Он никогда не уставал изумляться тому, что мог серьезно предполагать, будто влюблен в нее. Она была хорошенькой, миниатюрной и по-своему чувствительной. У нее были коричневые, абсолютно прямые волосы до плеч; они походили на нитки. Ее компактная фигурка была в высшей степени чувственной. Ее цвет был голубовато-розовый. Она принадлежала к тем женщинам, которым на улице Уайлд не стал бы смотреть вслед. Они познакомились, потому что ее отец попросил Джона Балвера построить для него лодку. Гарольд Кирби был человеком из Сити, заседал в нескольких советах директоров и не вполне одобрял плебейские интересы своей дочери. Она постоянно болталась в Лаймингтоне, пока закладывали киль, и Балвер решил, что Уайлд — подходящая фигура, чтобы заставить ее изменить интересы. Уайлд пригласил ее на ужин.
Это было полгода назад, вскоре после того джорджтаунского дела, когда он впервые почувствовал неуверенность в себе. Джоселин заворожила его с самого начала, потому что была совершенно безразлична к нему как к Уайлду. Она жила своей собственной жизнью, и он случайно оказался рядом. Когда потом он привез ее сюда, она, пока он смешивал коктейли, разделась и легла в постель без всякого намека на кокетство. Она считала, что если мужчина ей симпатичен, то самым лучшим проявлением дружелюбия будет переспать с ним. Но он думал, что с той ночи она больше не спала ни с кем другим.

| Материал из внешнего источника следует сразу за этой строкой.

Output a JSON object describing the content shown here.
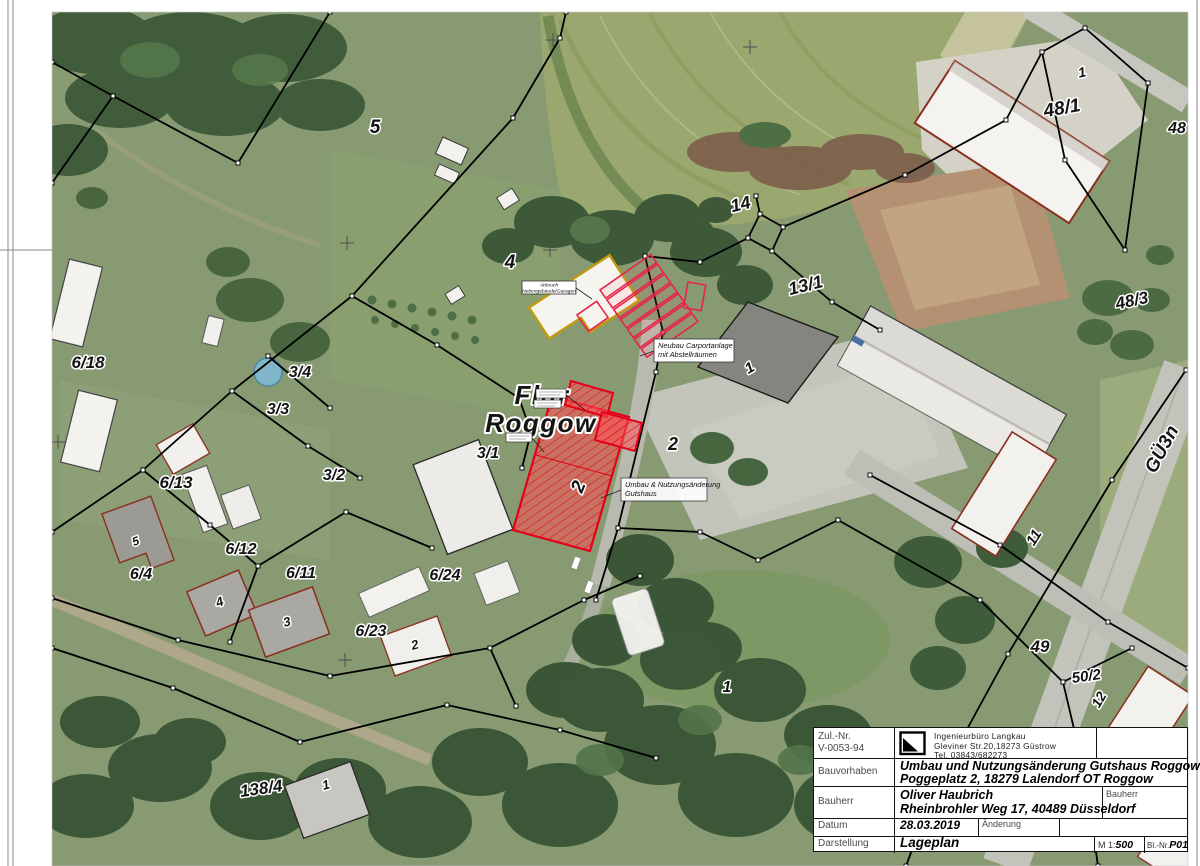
{
  "title_block": {
    "zul_label": "Zul.-Nr.",
    "zul_value": "V-0053-94",
    "company_name": "Ingenieurbüro Langkau",
    "company_street": "Gleviner Str.20,18273 Güstrow",
    "company_tel": "Tel. 03843/682273",
    "bauvorhaben_label": "Bauvorhaben",
    "bauvorhaben_line1": "Umbau und Nutzungsänderung Gutshaus Roggow",
    "bauvorhaben_line2": "Poggeplatz 2, 18279 Lalendorf OT Roggow",
    "bauherr_label": "Bauherr",
    "bauherr_line1": "Oliver Haubrich",
    "bauherr_line2": "Rheinbrohler Weg 17, 40489 Düsseldorf",
    "bauherr_right_label": "Bauherr",
    "datum_label": "Datum",
    "datum_value": "28.03.2019",
    "aenderung_label": "Änderung",
    "darstellung_label": "Darstellung",
    "darstellung_value": "Lageplan",
    "scale_prefix": "M  1:",
    "scale_value": "500",
    "blnr_label": "Bl.-Nr.",
    "blnr_value": "P01"
  },
  "map": {
    "flur_line1": "Flur",
    "flur_line2": "Roggow",
    "road_label": "GÜ3n",
    "annotations": {
      "abbruch_line1": "Abbruch",
      "abbruch_line2": "Nebengebäude/Garagen",
      "carport_line1": "Neubau Carportanlage",
      "carport_line2": "mit Abstellräumen",
      "umbau_line1": "Umbau & Nutzungsänderung",
      "umbau_line2": "Gutshaus"
    },
    "parcels": {
      "f5": "5",
      "f4": "4",
      "f1": "1",
      "p6_18": "6/18",
      "p3_4": "3/4",
      "p3_3": "3/3",
      "p3_2": "3/2",
      "p3_1": "3/1",
      "p6_13": "6/13",
      "p6_4": "6/4",
      "p6_12": "6/12",
      "p6_11": "6/11",
      "p6_23": "6/23",
      "p6_24": "6/24",
      "p138_4": "138/4",
      "p14": "14",
      "p13_1": "13/1",
      "p48_1": "48/1",
      "p48": "48",
      "p48_3": "48/3",
      "p49": "49",
      "p50_2": "50/2",
      "p2y": "2"
    },
    "buildings": {
      "tr1": "1",
      "h1": "1",
      "g2": "2",
      "b11": "11",
      "b12": "12",
      "b5": "5",
      "b4": "4",
      "b3": "3",
      "b2": "2",
      "b1": "1"
    }
  },
  "colors": {
    "project_red": "#e50019",
    "abbruch_yellow": "#c19a10",
    "cadastral_black": "#000000"
  }
}
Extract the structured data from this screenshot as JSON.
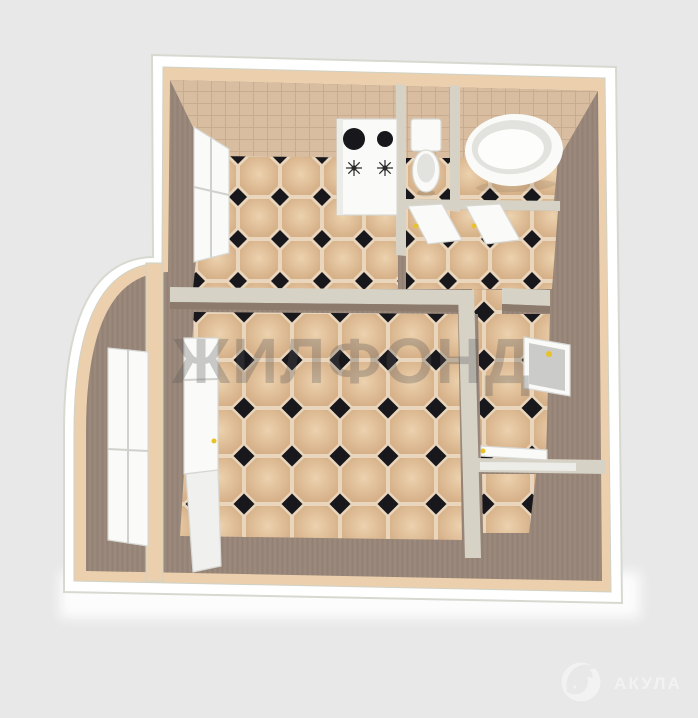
{
  "watermark": {
    "text": "ЖИЛФОНД"
  },
  "logo": {
    "text": "АКУЛА",
    "icon": "shark-icon"
  },
  "scene": {
    "type": "3d-floor-plan-render",
    "objects": [
      "kitchen-stove",
      "toilet",
      "bathtub",
      "kitchen-window",
      "balcony-bay-window",
      "balcony-door",
      "wc-door",
      "bathroom-door",
      "entrance-door",
      "corridor-door",
      "tiled-floor",
      "balcony"
    ]
  },
  "colors": {
    "background": "#e8e8e8",
    "plan_outline": "#ffffff",
    "outline_edge": "#d7d9d1",
    "outer_wall_top": "#ecd0ae",
    "partition_top": "#d6d2c6",
    "wall_face": "#9b897b",
    "wall_face_dark": "#8c7b6d",
    "backsplash": "#d8bda0",
    "backsplash_grid": "#c9ac8d",
    "tile_grout": "#e9d6bc",
    "tile_light": "#ecd2ae",
    "tile_mid": "#dcb992",
    "tile_dark": "#cfa87f",
    "tile_diamond": "#17171c",
    "fixture_white": "#fafaf8",
    "fixture_shade": "#e2e2de",
    "door_leaf": "#cbcbc9",
    "handle_yellow": "#e8c22a",
    "watermark": "#58585a",
    "logo": "#f2f2f2"
  }
}
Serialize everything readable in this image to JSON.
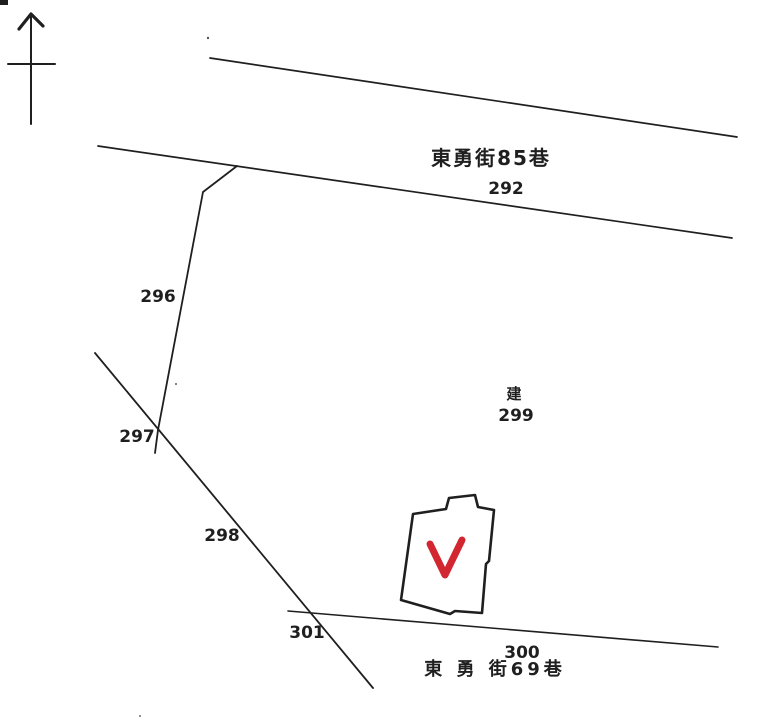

Джоселин надула губки, и он поцеловал их, а потом вставил в них сигарету и зажег ее.
— Вода еще горячая?
Джоселин кивнула и передала ему мыло. Он сел напротив нее, вода ласкала ему плечи. Она была угрозой для безопасности, в том смысле, в каком любая женщина или любой мужчина, с которыми Уайлд позволял себе слишком сблизиться, были угрозой для безопасности. И все же за полгода его сомнения рассеялись. Он был другом, с которым ей нравилось спать, есть, разговаривать, гулять, кататься на машине и вместе пить коктейли. Они никогда не говорили о чем-то, имеющем более глубокий смысл.
Джоселин встала, расплескивая воду. Уайлд прошел за ней в холл. Она стояла перед коктейль-баром, отмеряя водку, а вода стекала у нее по бедрам. С проигрывателя доносилась «Нитка жемчуга». Она включила смеситель и нырнула в объятия Уайлда. Положила голову ему на грудь. Он потянулся через нее, чтобы выключить смеситель и наполнить два ледяных коктейльных бокала. Она поежилась, отпив напиток.
— Ты голоден?
— Уже нет.
Шторы были закрыты, и в комнате царил полумрак. Зазвенел будильник. Уайлд протянул руку, хлопнул по столу, но ничего не обнаружил. Часы стояли с другой стороны.
Звонки прекратились Он перекатился и нашел Джоселин. Она уже проснулась, одновременно расслабленная и настороженная. Она мало говорила и постоянно хотела его; он думал, что большего просить от женщины невозможно. Ее сила удивляла и радовала. Зубки у нее были острые, а ноготки длинные. Она была комком сконцентрированной страсти, восхитительно сконструированной живой проволокой.
Джоселин откинула одеяло, потянулась и подошла к окну. Раздвинула шторы, и на долгое мгновение ее силуэт застыл на фоне внезапно яркого света. Уайлд вздохнул. Снова было утро. Среда, 20 октября. Он наблюдал, как Джоселин пересекала комнату и открывала дверь в холл. Пока она примет душ, кофе будет готов; он будет черным и очень сладким. Возможно, настоящая причина, почему Джоселин стала так важна для него, заключалась в том, что она потрудилась узнать, что именно ему нравится и что не нравится, и заботилась о том, чтобы он получал то, что любит, при первой возможности.